Why did you decide to include your personal journey in the documentary?
I think it’s a problem that climate change is framed in the media as a scientific issue and often times talked about in very academic ways. Climate change is about people. How to Let Go of the World sucked me in and took me on this crazy ride. That journey is a big part of the experience of watching the film. The film strives to tell stories that really make it clear how this is a personal issue. It’s not an abstraction; it’s not something in the future. It’s something that’s happening now that we have to get involved with.
How would you describe the message of How to Let Go of the World?

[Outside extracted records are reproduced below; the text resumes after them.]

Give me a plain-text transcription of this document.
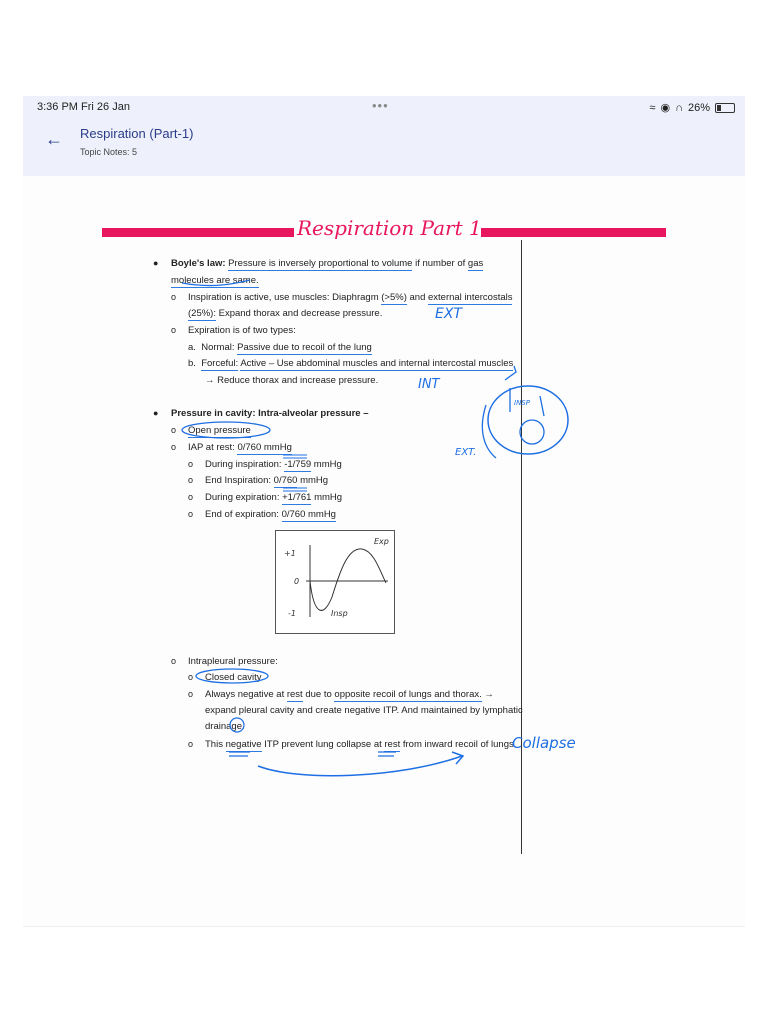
3:36 PM Fri 26 Jan	•••	≈ ◉ ∩ 26%
← Respiration (Part-1)
Topic Notes: 5
Respiration Part 1
● Boyle's law: Pressure is inversely proportional to volume if number of gas
molecules are same.
o Inspiration is active, use muscles: Diaphragm (>5%) and external intercostals
(25%): Expand thorax and decrease pressure.
o Expiration is of two types:
a. Normal: Passive due to recoil of the lung
b. Forceful: Active – Use abdominal muscles and internal intercostal muscles
→ Reduce thorax and increase pressure.
● Pressure in cavity: Intra-alveolar pressure –
o Open pressure
o IAP at rest: 0/760 mmHg
o During inspiration: -1/759 mmHg
o End Inspiration: 0/760 mmHg
o During expiration: +1/761 mmHg
o End of expiration: 0/760 mmHg
+1
0
-1
Exp
Insp
o Intrapleural pressure:
o Closed cavity
o Always negative at rest due to opposite recoil of lungs and thorax. →
expand pleural cavity and create negative ITP. And maintained by lymphatic
drainage.
o This negative ITP prevent lung collapse at rest from inward recoil of lungs.
EXT
INT
EXT.
INSP
Collapse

I thought I was making a film about climate change, and then in the middle of it I ended up making a film about the stunning revelation that it’s sort of too late to stop a lot of what we think about as climate change. That we have to refocus our dialogue to be about humanity as we progress through the most difficult period of change that we have ever seen. Do we want to be known as the moment in history that was incredibly violent, that was incredibly insensitive, that created wars, starved huge sections of the population, was selfish, and was racist? Or do we want future civilizations to look at this moment as the time we completely changed the way our civilization operates?

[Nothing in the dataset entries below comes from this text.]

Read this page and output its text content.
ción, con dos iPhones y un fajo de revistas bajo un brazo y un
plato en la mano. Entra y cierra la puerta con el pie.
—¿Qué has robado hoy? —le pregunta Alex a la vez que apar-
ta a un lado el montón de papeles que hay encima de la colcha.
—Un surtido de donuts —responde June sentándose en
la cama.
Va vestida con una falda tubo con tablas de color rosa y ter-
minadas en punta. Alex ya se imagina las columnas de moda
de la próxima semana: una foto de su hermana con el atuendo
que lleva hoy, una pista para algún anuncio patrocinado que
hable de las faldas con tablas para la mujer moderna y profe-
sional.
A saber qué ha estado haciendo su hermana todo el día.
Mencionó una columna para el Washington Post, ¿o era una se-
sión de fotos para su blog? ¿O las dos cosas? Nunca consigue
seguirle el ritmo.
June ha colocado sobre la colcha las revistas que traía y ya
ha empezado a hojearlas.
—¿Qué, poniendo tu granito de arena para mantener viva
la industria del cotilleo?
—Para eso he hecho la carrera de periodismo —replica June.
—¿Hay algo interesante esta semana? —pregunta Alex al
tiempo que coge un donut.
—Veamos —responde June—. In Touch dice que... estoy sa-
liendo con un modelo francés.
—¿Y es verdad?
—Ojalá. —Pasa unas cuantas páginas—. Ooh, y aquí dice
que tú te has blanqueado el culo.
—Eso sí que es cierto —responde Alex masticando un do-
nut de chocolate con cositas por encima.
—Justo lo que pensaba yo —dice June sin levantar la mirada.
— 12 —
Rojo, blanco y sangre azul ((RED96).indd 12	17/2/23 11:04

Music is a vivid part of this film. What is the importance of the musical selection for you?
It has about 50 tracks, from the Beatles to Duke Ellington to Coltane to Gershwin to tUnE-yArDs. We recorded the song for the credit sequence in four different time zones: Samoa, L.A., Colarado and in New York City. To me, in film, sound is actually superior to an image, because it’s the fabric of the emotional core. It’s the narrator; it’s the soul of the movie. Let me tell you, it was very difficult to get those Beatles tracks. I had to go to all of the Beatles, but at the end, the Beatles supporting your film is the greatest feeling on earth.
What are the things that climate change can’t change?

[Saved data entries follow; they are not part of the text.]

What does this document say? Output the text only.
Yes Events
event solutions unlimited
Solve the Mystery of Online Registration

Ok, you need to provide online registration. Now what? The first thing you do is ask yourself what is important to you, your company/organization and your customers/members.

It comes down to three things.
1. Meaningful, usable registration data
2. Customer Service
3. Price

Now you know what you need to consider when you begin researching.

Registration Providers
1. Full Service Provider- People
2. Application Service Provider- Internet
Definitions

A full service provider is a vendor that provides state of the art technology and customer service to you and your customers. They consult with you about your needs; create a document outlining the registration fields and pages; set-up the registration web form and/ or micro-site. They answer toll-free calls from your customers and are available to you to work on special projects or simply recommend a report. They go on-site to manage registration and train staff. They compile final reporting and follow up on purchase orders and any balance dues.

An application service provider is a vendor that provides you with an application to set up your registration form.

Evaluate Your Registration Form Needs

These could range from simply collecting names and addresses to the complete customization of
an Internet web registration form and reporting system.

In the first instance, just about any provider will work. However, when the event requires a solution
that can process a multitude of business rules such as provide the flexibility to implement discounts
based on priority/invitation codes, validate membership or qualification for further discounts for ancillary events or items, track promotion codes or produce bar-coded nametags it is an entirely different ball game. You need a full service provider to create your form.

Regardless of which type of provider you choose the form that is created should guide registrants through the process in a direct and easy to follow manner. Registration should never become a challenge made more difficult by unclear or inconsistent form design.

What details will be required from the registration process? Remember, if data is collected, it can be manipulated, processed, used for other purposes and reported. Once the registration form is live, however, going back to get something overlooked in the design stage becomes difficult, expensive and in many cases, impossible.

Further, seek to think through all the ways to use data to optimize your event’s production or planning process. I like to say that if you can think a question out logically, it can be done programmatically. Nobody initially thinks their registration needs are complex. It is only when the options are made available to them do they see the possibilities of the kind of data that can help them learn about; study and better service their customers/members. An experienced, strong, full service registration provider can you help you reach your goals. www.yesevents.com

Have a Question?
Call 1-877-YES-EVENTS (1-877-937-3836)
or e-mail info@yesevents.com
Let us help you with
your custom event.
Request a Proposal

The old saw that you can’t control what happens to you but you can control how you react pertains here. Climate change will change everything on the planet. But what we control is our sense of virtue and our sense of values and our sense of depth. In the film, we clearly outline the things that won’t change: courage, creativity, resilience, civil disobedience, innovation, human rights, democracy, community, revolution, love. These are principles that we must cling to if we’re going to keep our humanity. It’s almost a way of asking the question “What makes human beings worth saving?”
What knowledge or experience do you hope the audience walks away with?
What we’re doing in this film is re-sensitizing. You’re watching people in the most dire circumstance, trekking through the Amazon, in China with the worst pollution you’ve ever seen in the world and at peril of losing their own civil liberties, still speaking out. It’s a remarkable occurrence. It’s catharsis. I don’t want it to feel like, "Oh, the future’s going to be rotten," or "The future’s going to be great." I want it to feel like, "Whatever future comes, I’m going to be awake."